Founders need to care about where the market will be when they are ready to serve it – to project the intersection between their vision and market trends. They need to care about where the market will be in 6 months, a year, two years, five years. To anticipate that moment of perfect product-market fit, where it all starts. They have to see beyond that too, to the growth and further development of a market, and how they will keep delivering over time. Mark Suster put it perfectly: “Invest in Lines, not Dots” – he was referring to his relationship with a team, but clearly the “line” has to extend out into the future.
Some “lines” are clear. Smartphones experience ever wider adoption. Wireless data will become more pervasive. Our lives will move from our hard drives into the cloud. These trends have already started. If these trends appear on my pitch deck, investors will either nod sagely, or wonder if I am perhaps just a little behind the times – these trends are obvious.

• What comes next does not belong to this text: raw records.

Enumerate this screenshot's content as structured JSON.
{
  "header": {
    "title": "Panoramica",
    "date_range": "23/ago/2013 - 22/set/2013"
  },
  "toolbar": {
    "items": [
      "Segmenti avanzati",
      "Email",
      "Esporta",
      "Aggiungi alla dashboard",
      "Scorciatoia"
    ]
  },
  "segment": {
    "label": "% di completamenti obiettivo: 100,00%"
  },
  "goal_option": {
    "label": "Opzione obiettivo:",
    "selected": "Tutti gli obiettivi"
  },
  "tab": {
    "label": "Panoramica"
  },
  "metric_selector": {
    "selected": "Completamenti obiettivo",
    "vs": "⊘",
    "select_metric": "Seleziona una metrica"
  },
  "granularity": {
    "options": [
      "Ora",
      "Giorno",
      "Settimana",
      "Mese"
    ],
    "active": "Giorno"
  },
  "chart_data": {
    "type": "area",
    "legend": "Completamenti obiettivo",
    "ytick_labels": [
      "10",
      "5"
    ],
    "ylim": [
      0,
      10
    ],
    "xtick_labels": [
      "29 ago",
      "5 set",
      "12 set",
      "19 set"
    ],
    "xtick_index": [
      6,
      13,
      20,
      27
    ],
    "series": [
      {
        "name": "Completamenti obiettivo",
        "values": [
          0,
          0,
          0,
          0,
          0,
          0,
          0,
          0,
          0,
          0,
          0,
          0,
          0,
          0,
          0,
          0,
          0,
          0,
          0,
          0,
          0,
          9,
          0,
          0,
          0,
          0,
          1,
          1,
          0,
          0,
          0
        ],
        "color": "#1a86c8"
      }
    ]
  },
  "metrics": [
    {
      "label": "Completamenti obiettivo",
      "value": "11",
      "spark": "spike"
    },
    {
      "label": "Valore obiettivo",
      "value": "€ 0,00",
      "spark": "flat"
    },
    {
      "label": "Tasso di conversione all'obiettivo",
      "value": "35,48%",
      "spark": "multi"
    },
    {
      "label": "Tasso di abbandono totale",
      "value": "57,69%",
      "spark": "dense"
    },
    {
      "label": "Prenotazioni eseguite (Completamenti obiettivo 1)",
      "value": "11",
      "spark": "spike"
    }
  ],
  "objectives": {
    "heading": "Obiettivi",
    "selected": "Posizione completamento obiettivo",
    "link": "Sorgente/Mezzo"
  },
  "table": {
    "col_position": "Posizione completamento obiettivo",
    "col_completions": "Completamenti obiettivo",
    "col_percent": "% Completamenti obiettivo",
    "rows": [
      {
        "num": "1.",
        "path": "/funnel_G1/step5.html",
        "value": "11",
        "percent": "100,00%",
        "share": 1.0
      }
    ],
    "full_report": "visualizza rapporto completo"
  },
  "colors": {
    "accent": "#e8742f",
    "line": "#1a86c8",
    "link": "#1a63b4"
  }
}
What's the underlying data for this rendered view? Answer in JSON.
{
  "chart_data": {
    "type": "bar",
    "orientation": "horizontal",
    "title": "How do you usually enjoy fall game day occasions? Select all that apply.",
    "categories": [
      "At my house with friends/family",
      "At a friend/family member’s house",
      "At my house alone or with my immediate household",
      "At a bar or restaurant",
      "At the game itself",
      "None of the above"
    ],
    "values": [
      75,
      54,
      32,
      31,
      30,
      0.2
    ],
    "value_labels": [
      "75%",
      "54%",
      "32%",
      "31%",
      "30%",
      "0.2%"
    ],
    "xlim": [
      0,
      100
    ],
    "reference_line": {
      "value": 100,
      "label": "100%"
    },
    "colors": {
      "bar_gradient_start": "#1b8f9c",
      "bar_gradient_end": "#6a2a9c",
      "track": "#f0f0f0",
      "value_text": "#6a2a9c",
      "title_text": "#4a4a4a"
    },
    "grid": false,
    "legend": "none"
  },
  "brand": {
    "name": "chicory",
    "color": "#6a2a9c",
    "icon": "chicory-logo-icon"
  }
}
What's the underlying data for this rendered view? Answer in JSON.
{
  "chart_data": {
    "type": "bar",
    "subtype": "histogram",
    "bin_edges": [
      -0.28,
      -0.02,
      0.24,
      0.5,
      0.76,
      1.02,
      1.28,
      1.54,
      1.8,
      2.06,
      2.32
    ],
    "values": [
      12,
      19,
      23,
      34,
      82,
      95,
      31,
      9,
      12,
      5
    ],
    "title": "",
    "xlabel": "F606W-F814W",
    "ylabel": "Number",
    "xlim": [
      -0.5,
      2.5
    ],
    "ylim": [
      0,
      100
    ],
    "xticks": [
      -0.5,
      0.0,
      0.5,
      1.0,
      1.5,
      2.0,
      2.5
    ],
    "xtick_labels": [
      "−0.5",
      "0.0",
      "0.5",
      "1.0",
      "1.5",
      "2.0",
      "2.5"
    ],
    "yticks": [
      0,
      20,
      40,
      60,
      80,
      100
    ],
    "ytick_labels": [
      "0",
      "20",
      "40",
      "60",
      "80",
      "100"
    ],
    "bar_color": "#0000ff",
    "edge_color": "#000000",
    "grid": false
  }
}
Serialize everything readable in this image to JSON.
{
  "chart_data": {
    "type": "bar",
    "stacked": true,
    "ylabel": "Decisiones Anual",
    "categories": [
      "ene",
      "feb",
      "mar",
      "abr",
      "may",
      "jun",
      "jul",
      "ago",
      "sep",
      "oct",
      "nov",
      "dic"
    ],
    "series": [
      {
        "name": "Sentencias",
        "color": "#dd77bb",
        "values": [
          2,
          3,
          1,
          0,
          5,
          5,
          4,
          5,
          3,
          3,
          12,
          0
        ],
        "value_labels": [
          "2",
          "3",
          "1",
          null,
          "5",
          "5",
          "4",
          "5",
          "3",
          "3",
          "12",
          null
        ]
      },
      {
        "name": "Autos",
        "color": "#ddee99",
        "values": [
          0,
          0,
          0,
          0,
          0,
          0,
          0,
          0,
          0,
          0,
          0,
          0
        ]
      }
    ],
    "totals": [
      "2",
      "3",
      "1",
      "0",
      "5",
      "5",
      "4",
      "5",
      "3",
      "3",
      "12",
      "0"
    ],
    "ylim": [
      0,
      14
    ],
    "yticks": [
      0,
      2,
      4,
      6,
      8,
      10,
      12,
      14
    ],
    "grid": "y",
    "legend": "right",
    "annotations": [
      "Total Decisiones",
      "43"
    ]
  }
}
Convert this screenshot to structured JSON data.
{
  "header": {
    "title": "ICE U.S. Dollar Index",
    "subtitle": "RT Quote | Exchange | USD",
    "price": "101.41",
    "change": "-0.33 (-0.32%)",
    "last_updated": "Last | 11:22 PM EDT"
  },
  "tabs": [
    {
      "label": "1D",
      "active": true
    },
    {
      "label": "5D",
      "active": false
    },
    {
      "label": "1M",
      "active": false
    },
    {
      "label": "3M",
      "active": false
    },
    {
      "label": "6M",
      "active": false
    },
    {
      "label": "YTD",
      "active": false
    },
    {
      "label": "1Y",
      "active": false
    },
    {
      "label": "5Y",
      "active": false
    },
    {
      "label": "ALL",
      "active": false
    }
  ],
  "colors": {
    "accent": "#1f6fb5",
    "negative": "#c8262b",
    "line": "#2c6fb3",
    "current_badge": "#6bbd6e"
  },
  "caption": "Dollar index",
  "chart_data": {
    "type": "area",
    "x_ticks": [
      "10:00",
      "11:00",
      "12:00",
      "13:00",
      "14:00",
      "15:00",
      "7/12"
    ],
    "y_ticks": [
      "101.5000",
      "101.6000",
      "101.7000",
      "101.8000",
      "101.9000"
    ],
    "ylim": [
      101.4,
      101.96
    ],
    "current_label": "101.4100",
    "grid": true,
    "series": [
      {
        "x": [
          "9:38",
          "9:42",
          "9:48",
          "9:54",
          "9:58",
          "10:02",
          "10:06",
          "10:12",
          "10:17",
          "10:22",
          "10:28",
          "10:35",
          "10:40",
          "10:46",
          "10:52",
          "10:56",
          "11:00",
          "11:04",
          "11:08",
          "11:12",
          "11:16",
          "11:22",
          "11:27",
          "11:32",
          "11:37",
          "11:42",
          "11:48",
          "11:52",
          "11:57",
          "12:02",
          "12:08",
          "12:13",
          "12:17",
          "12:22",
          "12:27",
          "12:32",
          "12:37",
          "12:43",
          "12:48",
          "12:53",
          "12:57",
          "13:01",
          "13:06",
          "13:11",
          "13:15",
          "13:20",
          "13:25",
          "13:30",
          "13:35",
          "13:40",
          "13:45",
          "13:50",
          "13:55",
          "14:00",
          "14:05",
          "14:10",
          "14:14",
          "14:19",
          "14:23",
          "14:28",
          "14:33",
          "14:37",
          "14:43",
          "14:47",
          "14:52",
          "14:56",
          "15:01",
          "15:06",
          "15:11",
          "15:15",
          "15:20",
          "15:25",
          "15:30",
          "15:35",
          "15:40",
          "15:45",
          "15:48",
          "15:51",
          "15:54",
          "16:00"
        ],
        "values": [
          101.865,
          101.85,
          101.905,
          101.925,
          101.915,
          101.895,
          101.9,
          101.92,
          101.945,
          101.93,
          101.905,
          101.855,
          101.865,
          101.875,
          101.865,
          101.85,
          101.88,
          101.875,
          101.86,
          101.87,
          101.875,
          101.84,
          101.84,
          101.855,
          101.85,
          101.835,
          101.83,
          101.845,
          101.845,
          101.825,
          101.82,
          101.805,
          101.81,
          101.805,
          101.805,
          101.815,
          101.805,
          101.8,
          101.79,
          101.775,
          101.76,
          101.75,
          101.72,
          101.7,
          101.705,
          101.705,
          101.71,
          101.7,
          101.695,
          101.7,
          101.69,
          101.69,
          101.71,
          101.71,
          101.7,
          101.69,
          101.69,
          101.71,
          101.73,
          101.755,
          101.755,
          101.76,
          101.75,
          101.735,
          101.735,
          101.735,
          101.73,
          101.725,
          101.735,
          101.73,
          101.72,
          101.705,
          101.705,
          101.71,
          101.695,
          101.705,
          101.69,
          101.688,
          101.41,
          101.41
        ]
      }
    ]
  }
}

What happens when the line isn’t clear? What happens when I am predicting change in an industry or market that even the experts in that industry don’t yet get? I have no traction, because I am looking at where they will be in five years – looking into a future they haven’t yet imagined because they are so preoccupied dealing with the present? I will have no traction today, tomorrow, next month, or even next year. No traction and no revenue. I am aiming for the stars.
Do I have a bold vision? Have I plotted a line that is so far ahead of the market that my lead in meeting a future need will be unassailable by the time we get there? Or am I deranged – imagining a future that will never come? Will funds I raise be invested in building the next big thing, or squandered on a mirage that retreats into the distance as I approach, eventually evaporating completely?
I think that even for truly bold visions and great ideas that are ahead of their time, there must be some market opportunity in the here and now. The line must start now, not at some unspecified point in the future. If a vision is so bold, or an idea so great, that it can generate no traction whatsoever in the market as it stands today, it is also un-investable in the market today. Perhaps it is even less investable that a dot that represents an huge and immediate opportunity?
We need lines, not dots, and we need lines that start in the here and now.